Americans are driving less, skipping meals and putting off big life moves, like buying homes or having children, to keep up with health care costs, according to two Gallup polls released Thursday.
Roughly one-third of Americans are cutting back on daily spending to cover medical costs, and about half of middle-income households said they have delayed a major life event because of the same expenses, the polls found, as premiums rise and the federal government cuts Medicaid spending.
Eleven percent of respondents said they had skipped a meal in the past year to meet health care costs, according to the first poll on Americans’ daily spending. Fifteen percent said they had borrowed money or prolonged a current drug prescription. The trend was most pronounced among Americans who don’t have health insurance, 62 percent of whom said they made at least one financial trade-off to pay for health care.
The findings paint a stark picture of how rising medical costs are impacting Americans’ daily lives as affordability emerges as a potential weak spot for Republicans in this fall’s midterm elections. President Donald Trump, who last month launched a program aimed at helping Americans purchase discounted medications, sought to promote his economic record Wednesday as the war in Iran causes gas prices to climb and destabilizes stock markets.
Researchers said they expected the affordability of health care to be a potent issue for voters in the midterm elections.
“People are making sacrifices, and they’re angry,” said Tim Lash, president of the health care nonprofit group West Health, which conducted the research in partnership with Gallup.
The second Gallup poll found that nearly 1 in 10 Americans reported postponing retirement in the past four years due to health care costs, and 6 percent said they postponed having or adopting a child.
“Seeing that health care is now impacting those decisions and the ability to kind of attain that American Dream, I think, is really striking,” said Ellyn Maese, research director of the West Health-Gallup Center on Healthcare in America.
Gallup polled nearly 20,000 American adults on cutting back on daily spending between June and August. Its poll on Americans postponing life events due to health care costs, which surveyed 5,660 U.S. adults, was done between October and December.
Other daily trade-offs respondents reported making to cover health care costs included cutting back on utilities and driving less to save gas money, according to Gallup. Just over half of Americans in households making less than $24,000 annually reported making a sacrifice to pay for medical care. Around a quarter of those making between $90,000 and $120,000 said the same.
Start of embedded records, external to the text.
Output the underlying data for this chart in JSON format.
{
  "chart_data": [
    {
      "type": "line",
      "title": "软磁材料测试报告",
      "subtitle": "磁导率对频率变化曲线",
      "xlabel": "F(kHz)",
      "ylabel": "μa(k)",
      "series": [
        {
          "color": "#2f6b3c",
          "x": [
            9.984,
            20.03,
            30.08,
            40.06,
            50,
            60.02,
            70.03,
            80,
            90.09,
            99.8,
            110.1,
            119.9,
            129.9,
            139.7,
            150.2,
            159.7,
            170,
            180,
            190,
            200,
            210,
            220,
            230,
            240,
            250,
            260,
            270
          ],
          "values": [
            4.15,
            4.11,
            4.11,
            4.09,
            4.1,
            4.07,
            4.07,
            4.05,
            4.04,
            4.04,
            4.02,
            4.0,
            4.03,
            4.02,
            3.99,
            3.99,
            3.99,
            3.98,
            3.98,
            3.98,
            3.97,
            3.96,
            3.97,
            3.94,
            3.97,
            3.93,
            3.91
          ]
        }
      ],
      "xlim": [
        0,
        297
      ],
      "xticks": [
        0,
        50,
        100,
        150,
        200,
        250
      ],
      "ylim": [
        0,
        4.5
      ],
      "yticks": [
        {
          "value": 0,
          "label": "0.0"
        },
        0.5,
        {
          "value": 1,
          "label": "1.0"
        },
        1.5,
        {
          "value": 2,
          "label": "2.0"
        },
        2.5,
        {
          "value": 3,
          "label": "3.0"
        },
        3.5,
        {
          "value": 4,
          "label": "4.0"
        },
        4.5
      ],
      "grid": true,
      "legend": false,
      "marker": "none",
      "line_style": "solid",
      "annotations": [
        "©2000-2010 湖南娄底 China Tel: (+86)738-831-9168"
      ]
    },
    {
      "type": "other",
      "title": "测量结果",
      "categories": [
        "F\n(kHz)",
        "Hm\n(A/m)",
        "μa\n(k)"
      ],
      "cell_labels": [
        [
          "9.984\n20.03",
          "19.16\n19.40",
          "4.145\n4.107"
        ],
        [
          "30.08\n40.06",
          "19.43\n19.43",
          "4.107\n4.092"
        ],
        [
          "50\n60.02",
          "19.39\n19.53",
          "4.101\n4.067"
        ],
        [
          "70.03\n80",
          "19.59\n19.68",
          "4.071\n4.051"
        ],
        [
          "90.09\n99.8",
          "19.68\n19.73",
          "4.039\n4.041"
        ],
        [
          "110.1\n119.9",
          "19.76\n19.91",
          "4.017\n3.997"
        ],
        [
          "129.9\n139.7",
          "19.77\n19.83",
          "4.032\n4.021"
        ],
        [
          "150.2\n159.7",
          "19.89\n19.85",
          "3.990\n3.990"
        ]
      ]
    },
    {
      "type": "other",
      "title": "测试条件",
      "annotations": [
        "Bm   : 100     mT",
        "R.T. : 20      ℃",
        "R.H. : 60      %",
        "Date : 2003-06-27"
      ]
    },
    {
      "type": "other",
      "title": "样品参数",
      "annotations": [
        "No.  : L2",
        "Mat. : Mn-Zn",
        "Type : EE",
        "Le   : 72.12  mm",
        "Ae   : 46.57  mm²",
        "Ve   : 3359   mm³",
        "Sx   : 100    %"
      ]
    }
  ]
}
People of all income levels reported putting off life events, such as changing jobs or pursuing additional education, surgery or vacations, due to health care costs. Around half of lower- and middle-income households reported postponing such events, and even a quarter of Americans making more than $240,000 said they had done so.
“Across all income levels, through middle class and even some wealthier individuals, unexpected trade-offs are happening,” Lash said.
Lash and Maese said the two studies are the first time their group has surveyed how health care costs are changing spending habits. The results align with findings from other polls released this year that found affordability and health care are among Americans’ top concerns. Health care costs topped a list of Americans’ economic anxieties, a KFF poll found, and most respondents to a Washington Post-ABC News-Ipsos poll said health care, vacations and new car purchases felt unaffordable.
Lash said Americans’ challenges keeping up with medical costs are driven not only by rising expenses, but also by a decline in health that snowballs when people can’t afford health care.
“When you look at these types of trade-offs, it increases people’s overall levels of anxieties or depression,” Lash said. “Sometimes even [at] a clinical level at scale.”